Whether on this is a fad or not, i think some people actually need this kind of app. But i doubt whether everyone need it or not. For me who usually research things, collect data from experiments, write down important texts from papers and articles, write down important information while attending online meetings. All of those can be stored and managed on this kind of app. Using text editor and word processing software for this kind of usecase will make your folder cluttered with files, it's hard to manage it.

>I wonder if this link-setting which is still a manual task would not get tedious over time. Then, I could imagine that finding content is still faster with a full-text search or question-answering DL models than clicking through all your links.

Link forces you to organize your notes, i think. Even though i agree that it get tedious over time.


> In order to opt-out of analytics, please become a User or Sponsor through OpenCollective.

Interesting way to monetize, not sure how I feel about that, but it would be nice if you'd at least list what data you are collecting (or link to your privacy policy/faq/what ever.)


Yup, still thinking about pricing and features. Working on the privacy policy and ToS this week.


Isn't there this saying that goes like: "If you invent something you basically have a 2-year headstart? Don't worry about getting copied because you will"

Good luck... looking forward to using Athens as a paying Roam user.


Could you please share some of your experience/plans regarding implementing cross-device sync?

eg:

* Which db is the source of truth?

* How will conflicts from offline editing be handled?

* Will you be able to see edits made in realtime across the devices?


* Currently `index.transit` is the source of truth.
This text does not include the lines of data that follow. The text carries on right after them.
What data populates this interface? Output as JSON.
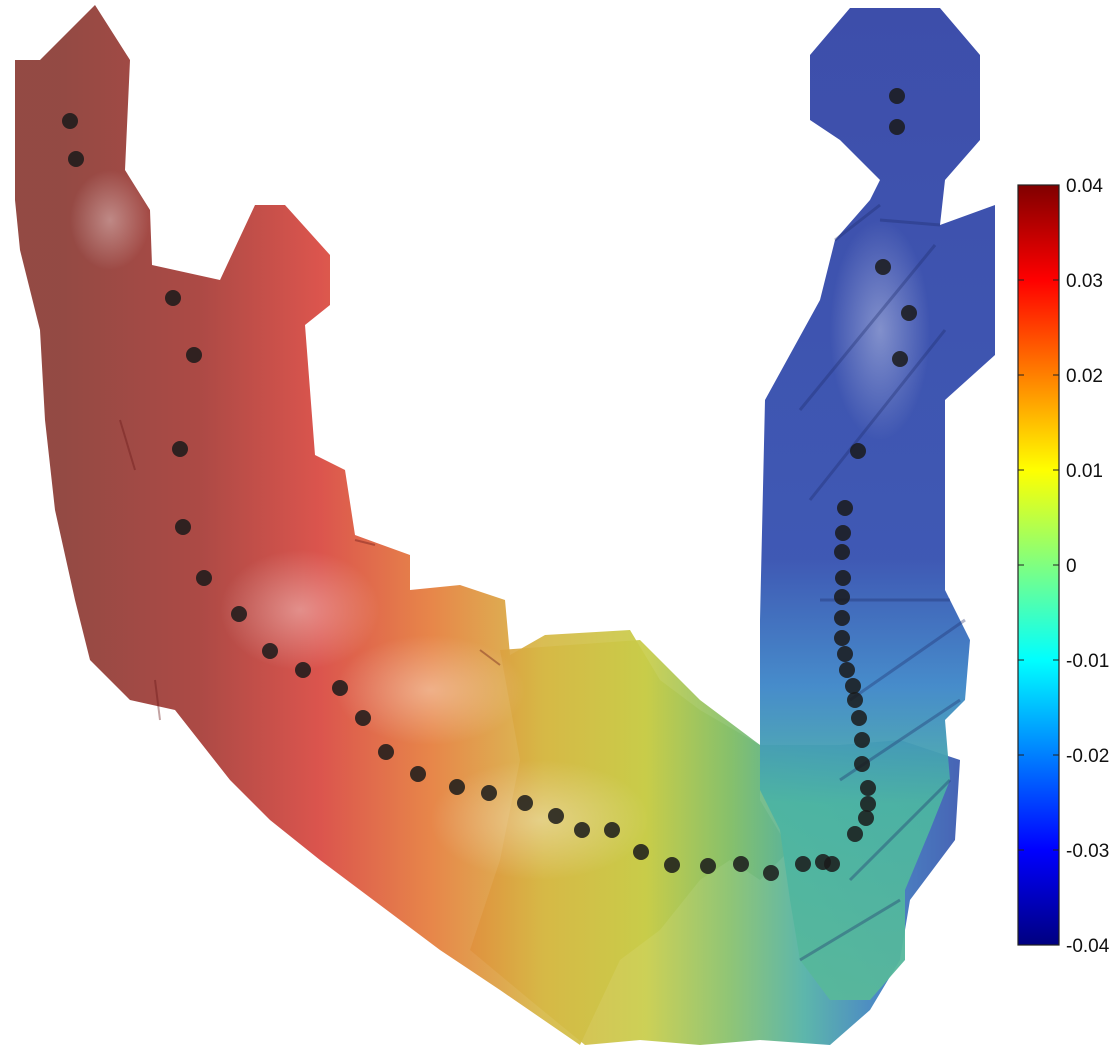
{
  "chart_data": {
    "type": "surface",
    "title": "",
    "xlabel": "",
    "ylabel": "",
    "colorbar": {
      "colormap": "jet",
      "clim": [
        -0.04,
        0.04
      ],
      "ticks": [
        0.04,
        0.03,
        0.02,
        0.01,
        0,
        -0.01,
        -0.02,
        -0.03,
        -0.04
      ],
      "tick_labels": [
        "0.04",
        "0.03",
        "0.02",
        "0.01",
        "0",
        "-0.01",
        "-0.02",
        "-0.03",
        "-0.04"
      ],
      "placement": "right"
    },
    "surface_gradient": {
      "left_arm_value": 0.04,
      "bend_value": 0.01,
      "right_arm_value": -0.035
    },
    "marker_series": {
      "marker": "filled-circle",
      "color": "#1a1a1a",
      "count": 52
    }
  }
}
When a user sees new changes, their current db is saved, and they have the option of opening the new one or continuing to edit the current version. The entire history of the db is saved right now (`{timestamp}-username.index.transit.bkp`) while we work on better conflict resolution and merging. * Don't have conflict resolution yet for offline editing. * We plan to make a websocket server for some the real-time UX.


This is great, congrats. While I was waiting for this though, I ended up learning emacs, org-mode, and org-roam. Not sure if I wanna change now. Emacs can do all of this already, right?
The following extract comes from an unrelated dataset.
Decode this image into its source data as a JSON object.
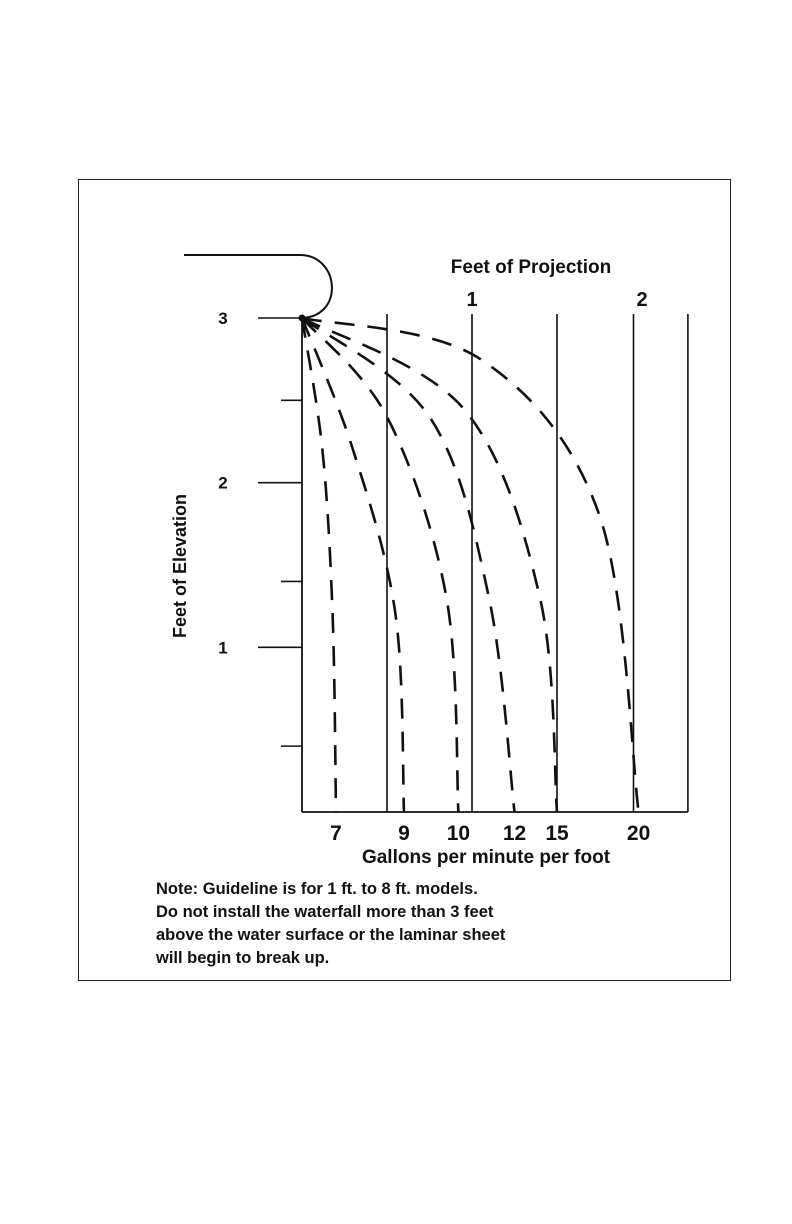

Emacs/org-mode is pretty optimized for singleplayer, technical users, and plain-text. Further down the road, we hope to support APIs/integrations, collaboration, and rich media, and service the less technical user!


I'm currently using NotePlan because I haven't been able to find a good Roam-like iOS app. Is this on your radar?


We mention mobile on our OpenCollective in our OSS Sponsor plan. Plan to have a great mobile experience, which most notetaking apps are not great at. https://opencollective.com/athens/contribute/open-source-spo...

Hopefully will have a great roadmap too like Gitlab's: https://about.gitlab.com/direction/maturity/


I would love to be able to search math and scientific literature. Do you all support LaTex?



Awesome!


Have you done research into WinFS?


So all I can do in that graph view, is moving nodes around? Am I missing something? Like, is there any way to jump to the actual note from there?